Bugün Akdeniz’de gezen mega yatların içinde çok büyük oranda Rus ve Azeri işadamı da var. Bu kişilerin ilk tercih olarak Ege’yi seçmelerinden daha doğal ne olabilir. Kısacası Cannes’da, Monaco’da ya da Porto Cervo’da bulunan yatların Ege’ye gelmemesi için bir neden yok. Billionaire Club’ın en önemli, en ünlü mekanı Sardunya Adası’nda Porto Cervo’dadır. Kulübün kurucusu İtalyan işadamı Flavio Briatore de geçtiğimiz haftalarda bizim bu düşüncemizi doğrulayan bir açıklama yaptı ve ‘Mali polisin baskısı dayanılmaz hal aldı. Buradaki kulübü kapatacağım ve yatırımlarımı Türkiye, Dubai ve İspanya’ya kaydıracağım’ dedi ve geldi bizim marinamızda yatırım yaptı.”


15 bin metrekare yeşil alan
Marinanın 140 tekne için de karada çekek yeri bulunuyor. Ancak bu çekek sahası mega yatlara hitap etmiyor. Zaten Yalıkavak gibi bir yerde de mega yatların bakım onarım işlerinin yapılması da doğru olmaz... Marina’nın ada bölgesi dışındaki Balıkçı Köyü adı verilen bölümde de çok hoş bir ortam var. Buradaki Arjantin Et Lokantası ve Mozart Cafe mutlaka uğranması gereken yerlerden... Marina’da 15 bin metrekare yeşil ve ağaçlandırılmış peyaz alanı bulunuyor.

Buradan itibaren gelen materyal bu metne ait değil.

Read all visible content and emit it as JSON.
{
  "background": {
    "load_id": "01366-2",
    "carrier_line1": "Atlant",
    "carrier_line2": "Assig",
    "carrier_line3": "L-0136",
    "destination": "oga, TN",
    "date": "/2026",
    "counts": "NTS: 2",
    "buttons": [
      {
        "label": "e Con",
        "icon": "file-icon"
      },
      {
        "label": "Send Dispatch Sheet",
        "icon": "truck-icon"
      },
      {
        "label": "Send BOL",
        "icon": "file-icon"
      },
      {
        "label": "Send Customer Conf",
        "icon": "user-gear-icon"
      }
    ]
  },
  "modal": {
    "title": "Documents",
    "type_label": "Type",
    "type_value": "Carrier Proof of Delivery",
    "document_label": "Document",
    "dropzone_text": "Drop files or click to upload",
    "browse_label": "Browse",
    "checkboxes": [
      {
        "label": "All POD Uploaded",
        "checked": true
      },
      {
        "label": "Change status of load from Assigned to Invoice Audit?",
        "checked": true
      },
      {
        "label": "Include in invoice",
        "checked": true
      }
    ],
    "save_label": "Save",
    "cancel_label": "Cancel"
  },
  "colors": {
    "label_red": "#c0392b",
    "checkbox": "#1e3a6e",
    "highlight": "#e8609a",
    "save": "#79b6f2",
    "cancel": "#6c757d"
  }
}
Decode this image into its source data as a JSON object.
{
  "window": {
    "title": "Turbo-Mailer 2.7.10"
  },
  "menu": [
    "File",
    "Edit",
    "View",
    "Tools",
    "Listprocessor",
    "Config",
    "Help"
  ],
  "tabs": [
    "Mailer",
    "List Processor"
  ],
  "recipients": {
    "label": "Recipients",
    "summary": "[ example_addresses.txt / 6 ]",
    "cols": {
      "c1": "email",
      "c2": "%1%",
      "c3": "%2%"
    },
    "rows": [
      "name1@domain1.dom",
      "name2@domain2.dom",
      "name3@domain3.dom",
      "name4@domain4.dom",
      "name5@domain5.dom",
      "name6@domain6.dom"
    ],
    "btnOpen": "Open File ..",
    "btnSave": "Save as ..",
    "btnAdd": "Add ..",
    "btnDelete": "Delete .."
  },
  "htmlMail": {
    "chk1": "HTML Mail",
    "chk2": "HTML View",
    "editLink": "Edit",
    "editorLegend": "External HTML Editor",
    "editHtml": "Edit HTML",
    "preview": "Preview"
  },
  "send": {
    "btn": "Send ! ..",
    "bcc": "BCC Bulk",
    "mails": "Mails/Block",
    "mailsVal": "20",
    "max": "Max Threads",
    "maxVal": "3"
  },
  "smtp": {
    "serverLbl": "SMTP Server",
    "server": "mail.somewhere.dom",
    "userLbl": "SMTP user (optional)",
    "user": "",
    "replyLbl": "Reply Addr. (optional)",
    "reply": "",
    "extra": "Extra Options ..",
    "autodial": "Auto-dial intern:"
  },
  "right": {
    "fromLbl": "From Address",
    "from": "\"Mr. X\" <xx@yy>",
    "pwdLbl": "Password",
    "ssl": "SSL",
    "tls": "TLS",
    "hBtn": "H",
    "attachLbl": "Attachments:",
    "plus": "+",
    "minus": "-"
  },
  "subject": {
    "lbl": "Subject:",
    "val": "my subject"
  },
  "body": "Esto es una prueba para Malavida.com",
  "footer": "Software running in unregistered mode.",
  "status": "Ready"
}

Genel müdür Levent Baktır marinanın sahip olduğu sertifikaları da şöyle sıralıyor: FEE Mavi Bayrak (The Foundation for Environmental Education), TYHA (The Yacht Harbour Association)-5 Altın Çıpa, IMCI (International Marine Certification Institute) 5 Mavi Yıldız sertifikası ki, Türkiye’de bu sertifikaya sahip tek marinayız. Ayrıca UKAS LRQA ISO 9001:2008 QMS sertifikası ki, bu da ülkemizde bir tek bizde var.

Haberin Devamı

Bir mega yat, uçak dolusu turiste bedel

Epeydir yazıp çiziyorum. Türkiye mega yat üretiminde dünyanın ilk dördünde yer alıyor ama bu mega yatların kıyılarımızda gezmesi ve kışlaması konusunda çok gerilerde kalıyor. Bir mega yatın Türkiye’de kışlaması döviz bakımından uçaklar dolusu turistten çok önemli. Mega yat geldiğinde ciddi bir ekip yılın 12 ayını Türkiye’de geçirecek. Daha da önemlisi, bu mega yatların boyası, bakımını, onarımını düşünürseniz işin boyutları çok büyüyecek.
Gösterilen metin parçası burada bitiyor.